= No Fog West Theater Company =

US non-profit theater company

No Fog West Theater is a non-profit theater company run by students from Vassar College in Poughkeepsie, New York, United States. It was founded in December 2006.

The company "believe[s] that theater is an ideal and underused forum in which to inspire social change and self-awareness [and] attempt[s] to use [its] productions as an instrument in promoting pro-compassion, non-confrontational discussions about pertinent and important issues affecting us as human beings."

==The Laramie Project==
No Fog West Theater's first production was The Laramie Project by Moisés Kaufman and Tectonic Theater Project in Sheridan, Wyoming in July 2007. Ten students from around the country came to perform and direct: five from Vassar College, one from the University of Puget Sound, and four from the Sheridan area. Although the play is one of the most frequently performed in the country, it had been staged in Wyoming only a few times. No Fog West Theater's show ran for two weeks at the Carriage House Theater in Sheridan in July 2007. In addition to the play, the company hosted a community forum on the community's responsibility towards the prevention of hate and prejudice. They invited a minister, a state legislator, a school board member, and a psychologist to sit on a panel and discuss these issues with the community. The company also marched in the Sheridan Rodeo Parade.

Through their approach to theater and attention received from The Laramie Project, No Fog West's board of directors met with theater professionals from around the country, including Philip Himberg from Sundance Theater and Nancy Borgenicht, co-creator of Saturday's Voyeur, who guided them in the planning of their second production, a summer 2008 tour of Talking to Terrorists by Robin Soans.

==Talking to Terrorists==
First performed by the Out of Joint theatre company in London, Talking to Terrorists "is entirely composed of interwoven testimonies - from ex-terrorists and former freedom fighters (distinguishing between those two categories being itself sometimes a dilemma); from the victims of terrorism (whether it be Lady Tebbit, who has had to use a wheelchair following the Brighton bombing, or those people who were recruited into terrorism, or drafted into brutal armies, when too young or damaged to resist).
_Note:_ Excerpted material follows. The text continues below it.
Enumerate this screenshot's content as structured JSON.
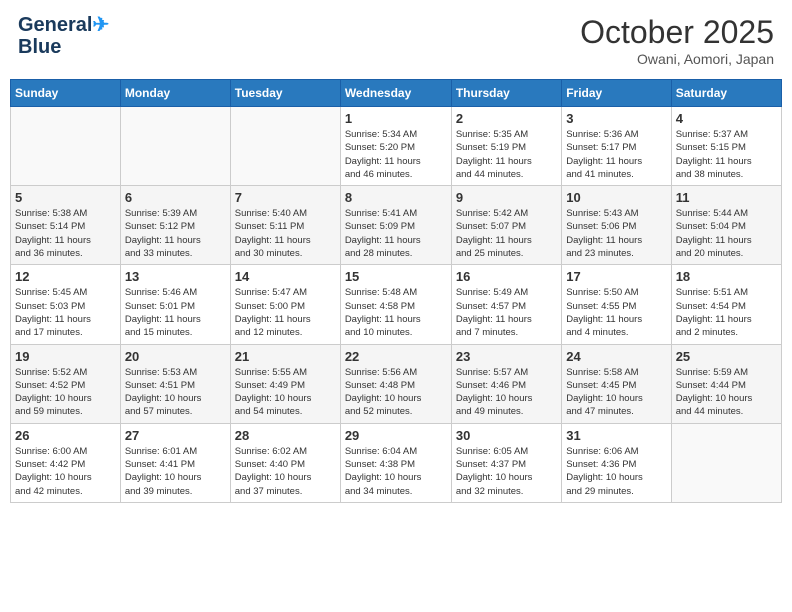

We hear from people all over the world - from the ex-head of the Al-Aqsa Martyrs Brigade in Bethlehem to a former member of the National Resistance Army in Uganda to Craig Murray, the ex-British Ambassador who was recalled from Tashkent by the Foreign Office because of his uncompromising views on the violation of human rights in Uzbekistan, and who is standing against the Foreign Secretary."
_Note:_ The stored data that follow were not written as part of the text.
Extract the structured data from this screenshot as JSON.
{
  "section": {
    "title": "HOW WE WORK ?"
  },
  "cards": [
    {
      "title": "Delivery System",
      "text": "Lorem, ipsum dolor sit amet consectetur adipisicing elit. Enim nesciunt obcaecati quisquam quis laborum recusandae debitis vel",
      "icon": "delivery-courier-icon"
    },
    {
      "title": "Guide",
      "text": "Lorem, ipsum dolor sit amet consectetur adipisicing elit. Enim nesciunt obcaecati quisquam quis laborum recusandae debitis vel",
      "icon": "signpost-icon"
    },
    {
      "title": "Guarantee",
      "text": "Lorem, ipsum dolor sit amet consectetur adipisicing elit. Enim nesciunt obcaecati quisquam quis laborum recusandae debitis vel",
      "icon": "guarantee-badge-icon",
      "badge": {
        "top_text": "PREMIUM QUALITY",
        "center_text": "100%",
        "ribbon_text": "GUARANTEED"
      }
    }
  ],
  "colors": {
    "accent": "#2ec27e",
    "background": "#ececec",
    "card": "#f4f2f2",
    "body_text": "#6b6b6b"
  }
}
Robin Soans has appeared in eighty plays and has performed in the National Theatre, The Royal Court, The Royal Shakespeare Company, the Hampstead Theatre, The Tricycle, The Bush and The Young Vic. He has made thirty television appearances and been in twelve films. In 2000, he wrote A State Affair for Out of Joint. It went on two nationals tours, had two runs at Soho Theatre and was invited to be performed in the House of Lords.

No Fog West Theater's connections in Sheridan led to a residency at the Ucross Foundation, home of Sundance Theatre's Writers Retreat. After this three-week rehearsal residency, the company toured for three weeks, stopping in Sheridan, Wyoming, Salt Lake City, Utah, and McCall, Idaho for three weeks in August 2008.

==The Company==
No Fog West Theater is run by a permanent board of directors: Grace Cannon, Production Director; Max Hershenow, Artistic Director; and Madeleine Joyce, Secretary. Actors are selected by audition for individual projects.

===The Laramie Project Cast===
Adam Colton, Christine Hottinger, Angie Prichard, Mike Marshall, Austin Bramwell, Anne Gordon, Jordan Coffey, Grace Cannon, Madeleine Joyce and Max Hershenow, Director.

===Talking to Terrorists Cast===
Jamie Watkins, Baize Buzan, Nijae Draine, Nathan Birnbaum, Grace Cannon, Madeleine Joyce, Adam Colton, Mike Marshall, Becky Katz, Road Manager, and Max Hershenow, Director.